Roofs, jobs and reconciliation are our response to what the region of Lika needs, said Dragutin Matak, president of the Seventh-day Adventist Church in Croatia.
Roofs, jobs and reconciliation are our response to what the region of Lika needs, said Dragutin Matak, president of the Seventh-day Adventist Church in Croatia. Torn by the recent war in this Balkan state, Lika is an example of acute needs where Seventh-day Adventists are intentional in making a change and responding to the country’s call to rebuild the society.
Addressing a gathering to launch the project “Lika in Focus,” undertaken by the Adventist Development and Relief Agency and the Adventist Church, Matak explained what drives his church to “be involved and make a difference.”
“Reconciliation is our personal responsibility,” he said. “Organizations or institutions alone, may they be of humanitarian, social, political or even religious character, cannot succeed in creating reconciliation among the population of Lika, with so many nationalities living here. It is I who has to forgive. I have to be honest and truthful. It is I who have to sow good seed and then hope to reap good fruit, says the biblical wisdom. The institutions and organizations should only stimulate us for such a change.”
Croatian president, Stjepan Mesic, who attended the launch of “Lika in Focus,” commented on the Adventist Church’s work in the country. Referring to “our Adventist brothers,” Mesic commended the church’s unbiased approach as to “who is in need.” The Lika area is an ethnically-mixed community of Croats and Serbs.
“Adventists offer their help unconditionally,” Mesic said. “Their wish is to help, with the message that there is always room for those in need.” The president also spoke about the importance of the proposed project in light of the country’s entire development program.
“Just as a marathon starts with the first step, such is the development of Lika,” Mesic said. “Lika has experienced a setback as a result of war. Its potential lies both in its people and its economy. It is important to rebuild the infrastructure first, in order to enable a return to Lika and for those people to fulfil their potential.”

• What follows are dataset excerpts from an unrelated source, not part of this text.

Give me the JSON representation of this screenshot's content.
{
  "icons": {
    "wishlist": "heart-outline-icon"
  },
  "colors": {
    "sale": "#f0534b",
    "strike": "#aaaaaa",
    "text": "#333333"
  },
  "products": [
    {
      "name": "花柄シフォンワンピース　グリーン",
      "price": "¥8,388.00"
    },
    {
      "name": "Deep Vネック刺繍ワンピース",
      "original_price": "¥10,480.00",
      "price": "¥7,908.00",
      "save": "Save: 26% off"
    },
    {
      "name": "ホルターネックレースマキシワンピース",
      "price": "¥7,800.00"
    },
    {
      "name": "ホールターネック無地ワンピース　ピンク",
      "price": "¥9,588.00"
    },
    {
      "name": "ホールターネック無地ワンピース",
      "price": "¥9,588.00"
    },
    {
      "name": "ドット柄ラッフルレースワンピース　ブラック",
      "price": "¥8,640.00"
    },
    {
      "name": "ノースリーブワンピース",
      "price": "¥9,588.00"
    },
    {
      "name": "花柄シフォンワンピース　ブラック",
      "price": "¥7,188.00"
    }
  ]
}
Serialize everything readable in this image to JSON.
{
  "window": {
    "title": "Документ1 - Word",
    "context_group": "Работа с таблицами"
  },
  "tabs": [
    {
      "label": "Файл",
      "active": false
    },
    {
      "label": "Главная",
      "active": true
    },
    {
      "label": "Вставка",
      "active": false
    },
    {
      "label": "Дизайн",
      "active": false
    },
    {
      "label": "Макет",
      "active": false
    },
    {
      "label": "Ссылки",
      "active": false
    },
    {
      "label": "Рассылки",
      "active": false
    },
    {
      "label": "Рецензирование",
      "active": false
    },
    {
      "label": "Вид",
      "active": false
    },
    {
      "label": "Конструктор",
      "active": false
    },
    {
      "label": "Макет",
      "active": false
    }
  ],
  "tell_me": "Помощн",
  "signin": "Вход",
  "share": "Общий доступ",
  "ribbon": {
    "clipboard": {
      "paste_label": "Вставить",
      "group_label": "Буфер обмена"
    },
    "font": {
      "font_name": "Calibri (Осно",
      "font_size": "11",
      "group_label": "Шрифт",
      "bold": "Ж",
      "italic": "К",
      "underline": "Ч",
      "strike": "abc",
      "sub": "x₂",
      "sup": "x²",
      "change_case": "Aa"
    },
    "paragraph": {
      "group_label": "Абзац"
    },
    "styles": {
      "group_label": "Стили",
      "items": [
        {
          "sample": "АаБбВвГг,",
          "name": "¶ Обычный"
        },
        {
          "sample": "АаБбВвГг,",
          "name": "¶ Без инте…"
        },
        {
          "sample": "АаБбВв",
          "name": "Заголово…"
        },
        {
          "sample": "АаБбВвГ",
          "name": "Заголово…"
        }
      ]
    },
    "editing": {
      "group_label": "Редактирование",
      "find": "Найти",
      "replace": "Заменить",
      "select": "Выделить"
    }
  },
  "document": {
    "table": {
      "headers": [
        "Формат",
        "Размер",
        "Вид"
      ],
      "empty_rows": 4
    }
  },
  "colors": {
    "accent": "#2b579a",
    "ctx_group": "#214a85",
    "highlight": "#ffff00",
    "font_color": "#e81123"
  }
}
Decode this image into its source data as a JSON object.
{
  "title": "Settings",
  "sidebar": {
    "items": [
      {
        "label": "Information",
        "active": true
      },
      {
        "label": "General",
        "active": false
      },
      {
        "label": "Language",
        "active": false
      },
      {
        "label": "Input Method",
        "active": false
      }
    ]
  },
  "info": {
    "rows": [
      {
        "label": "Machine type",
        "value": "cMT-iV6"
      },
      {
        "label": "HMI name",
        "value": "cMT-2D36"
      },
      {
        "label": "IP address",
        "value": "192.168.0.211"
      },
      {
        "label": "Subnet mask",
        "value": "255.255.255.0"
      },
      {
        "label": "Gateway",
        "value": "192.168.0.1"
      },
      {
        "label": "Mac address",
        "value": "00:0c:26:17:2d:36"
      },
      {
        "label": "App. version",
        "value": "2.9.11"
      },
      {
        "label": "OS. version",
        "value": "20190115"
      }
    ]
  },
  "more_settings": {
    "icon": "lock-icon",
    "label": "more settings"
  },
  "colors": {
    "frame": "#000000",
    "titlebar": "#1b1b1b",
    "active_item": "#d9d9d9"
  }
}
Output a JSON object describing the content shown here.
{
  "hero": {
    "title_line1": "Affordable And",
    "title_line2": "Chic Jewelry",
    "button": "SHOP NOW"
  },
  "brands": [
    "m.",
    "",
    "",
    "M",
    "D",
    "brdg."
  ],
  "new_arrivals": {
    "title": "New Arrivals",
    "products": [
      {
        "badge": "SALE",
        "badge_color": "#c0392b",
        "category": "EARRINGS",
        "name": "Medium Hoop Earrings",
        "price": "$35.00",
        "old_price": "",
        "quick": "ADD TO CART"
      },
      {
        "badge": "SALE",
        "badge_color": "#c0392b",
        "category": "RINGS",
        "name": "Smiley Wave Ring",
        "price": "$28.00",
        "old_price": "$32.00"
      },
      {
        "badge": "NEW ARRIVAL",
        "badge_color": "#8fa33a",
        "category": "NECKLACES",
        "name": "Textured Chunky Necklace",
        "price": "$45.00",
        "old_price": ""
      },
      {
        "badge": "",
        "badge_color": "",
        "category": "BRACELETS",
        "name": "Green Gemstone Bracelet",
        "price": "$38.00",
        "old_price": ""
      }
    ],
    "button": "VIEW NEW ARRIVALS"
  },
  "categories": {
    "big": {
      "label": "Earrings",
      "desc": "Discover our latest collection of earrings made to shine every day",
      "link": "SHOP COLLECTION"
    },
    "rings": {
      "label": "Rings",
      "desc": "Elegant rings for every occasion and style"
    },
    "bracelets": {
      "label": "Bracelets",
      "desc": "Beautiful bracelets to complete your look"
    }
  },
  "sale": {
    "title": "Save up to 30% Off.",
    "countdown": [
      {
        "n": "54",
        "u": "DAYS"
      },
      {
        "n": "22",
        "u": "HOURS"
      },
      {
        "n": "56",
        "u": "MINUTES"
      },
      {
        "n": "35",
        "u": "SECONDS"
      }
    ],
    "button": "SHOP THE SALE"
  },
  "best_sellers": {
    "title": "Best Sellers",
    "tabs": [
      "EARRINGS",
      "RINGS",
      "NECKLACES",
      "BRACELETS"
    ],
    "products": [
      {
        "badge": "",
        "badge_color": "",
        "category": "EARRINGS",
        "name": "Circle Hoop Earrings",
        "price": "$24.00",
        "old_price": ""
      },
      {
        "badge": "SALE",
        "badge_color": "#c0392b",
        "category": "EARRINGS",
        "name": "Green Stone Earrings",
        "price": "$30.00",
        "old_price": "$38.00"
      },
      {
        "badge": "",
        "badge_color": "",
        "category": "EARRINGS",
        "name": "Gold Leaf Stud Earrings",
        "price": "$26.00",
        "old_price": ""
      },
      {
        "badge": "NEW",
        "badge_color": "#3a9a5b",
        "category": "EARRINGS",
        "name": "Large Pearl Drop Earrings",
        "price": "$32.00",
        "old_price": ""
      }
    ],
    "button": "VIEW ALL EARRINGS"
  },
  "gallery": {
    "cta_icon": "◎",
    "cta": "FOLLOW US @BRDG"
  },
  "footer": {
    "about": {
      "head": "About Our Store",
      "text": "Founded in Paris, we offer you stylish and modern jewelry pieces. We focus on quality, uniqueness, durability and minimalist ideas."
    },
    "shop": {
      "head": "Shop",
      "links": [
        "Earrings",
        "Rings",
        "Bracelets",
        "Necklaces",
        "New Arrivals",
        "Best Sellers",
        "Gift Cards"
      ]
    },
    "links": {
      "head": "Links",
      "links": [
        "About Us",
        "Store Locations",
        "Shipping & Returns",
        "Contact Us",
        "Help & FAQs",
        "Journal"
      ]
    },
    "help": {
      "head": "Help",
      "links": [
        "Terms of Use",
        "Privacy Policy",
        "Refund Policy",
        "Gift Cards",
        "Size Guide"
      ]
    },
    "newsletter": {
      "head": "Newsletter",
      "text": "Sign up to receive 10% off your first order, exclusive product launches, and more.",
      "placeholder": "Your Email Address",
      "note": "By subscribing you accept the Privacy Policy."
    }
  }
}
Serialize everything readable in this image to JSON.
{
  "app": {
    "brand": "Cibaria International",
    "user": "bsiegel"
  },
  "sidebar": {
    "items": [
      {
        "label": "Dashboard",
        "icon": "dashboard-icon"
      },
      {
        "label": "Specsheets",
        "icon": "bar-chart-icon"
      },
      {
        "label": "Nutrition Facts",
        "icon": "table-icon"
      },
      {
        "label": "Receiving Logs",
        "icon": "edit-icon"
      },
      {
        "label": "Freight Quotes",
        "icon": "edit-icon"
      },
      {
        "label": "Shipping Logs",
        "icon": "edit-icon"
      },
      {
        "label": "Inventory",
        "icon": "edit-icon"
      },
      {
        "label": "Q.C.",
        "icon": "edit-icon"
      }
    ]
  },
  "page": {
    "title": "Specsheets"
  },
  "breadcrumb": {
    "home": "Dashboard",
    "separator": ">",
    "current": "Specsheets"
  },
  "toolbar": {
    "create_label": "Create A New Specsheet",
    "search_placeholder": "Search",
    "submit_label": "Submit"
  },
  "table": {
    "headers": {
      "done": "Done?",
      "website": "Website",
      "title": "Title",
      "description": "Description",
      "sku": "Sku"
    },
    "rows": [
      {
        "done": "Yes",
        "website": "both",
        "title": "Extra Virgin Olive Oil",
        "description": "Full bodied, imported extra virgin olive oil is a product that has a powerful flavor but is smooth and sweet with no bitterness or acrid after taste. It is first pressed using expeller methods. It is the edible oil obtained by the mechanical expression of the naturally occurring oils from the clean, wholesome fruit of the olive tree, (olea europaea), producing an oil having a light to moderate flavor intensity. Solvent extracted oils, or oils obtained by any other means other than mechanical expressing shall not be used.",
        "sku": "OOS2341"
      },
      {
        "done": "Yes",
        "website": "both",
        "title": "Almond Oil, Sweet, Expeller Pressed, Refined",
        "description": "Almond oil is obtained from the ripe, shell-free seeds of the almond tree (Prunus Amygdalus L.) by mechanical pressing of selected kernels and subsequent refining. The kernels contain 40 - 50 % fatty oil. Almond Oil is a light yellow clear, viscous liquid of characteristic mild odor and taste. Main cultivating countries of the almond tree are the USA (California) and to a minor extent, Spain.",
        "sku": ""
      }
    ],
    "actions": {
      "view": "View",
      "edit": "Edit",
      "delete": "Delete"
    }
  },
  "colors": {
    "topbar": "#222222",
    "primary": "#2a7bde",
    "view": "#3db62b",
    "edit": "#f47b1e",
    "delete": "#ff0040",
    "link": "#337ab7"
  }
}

“ADRA is helping people to return and to fulfill their potential to the maximum,” said Mesic. “It is for this reason that this enterprise is worthy of praise.”
According to Tihomir Lipohar, director of ADRA-Croatia, the project consists of a development program for the poorer region of Lika, in western Croatia, and includes reconstruction of buildings, job opportunities for home businesses, education courses in agriculture, food production and crafts.
Explaining that “Lika in Focus” is ADRA’s first in regional development advocacy, Roy Richardson, ADRA regional director for the Trans-European region, emphasized ADRA’s “role in helping to develop communities and change people’s lives. In Croatia, the ‘Lika in Focus’ launch is a start. We hope that it will be the catalyst for greater funding and more donor support, so that the region can realize its full potential,” he said. In the past two years ADRA has been involved in rebuilding or constructing nearly 460 buildings in Croatia and has attracted interest and support for its development initiatives.
Commenting about the Lika initiative, Matak explained that “Lika in Focus” is offering the church an “experience in what it actually means to be ‘the salt and the light of the world.’
“We are eager to repeat the same experience in the area of the health ministries and in human rights, since we see Jesus doing just that,” he said. “What the Bible says, as result, will become more meaningful to us and to others.”
More than 200 people from some 30 organizations attended the event, including representatives from government ministries, regional officials, non governmental organizations, as well as local business and community groups. According to church sources, the media’s attention to the initiative and the event was the biggest yet for the church and ADRA in Croatia. The Adventist Church in Croatia is part of the church’s Adriatic Union, which also includes Slovenia and Albania, with a combined membership of 10,000.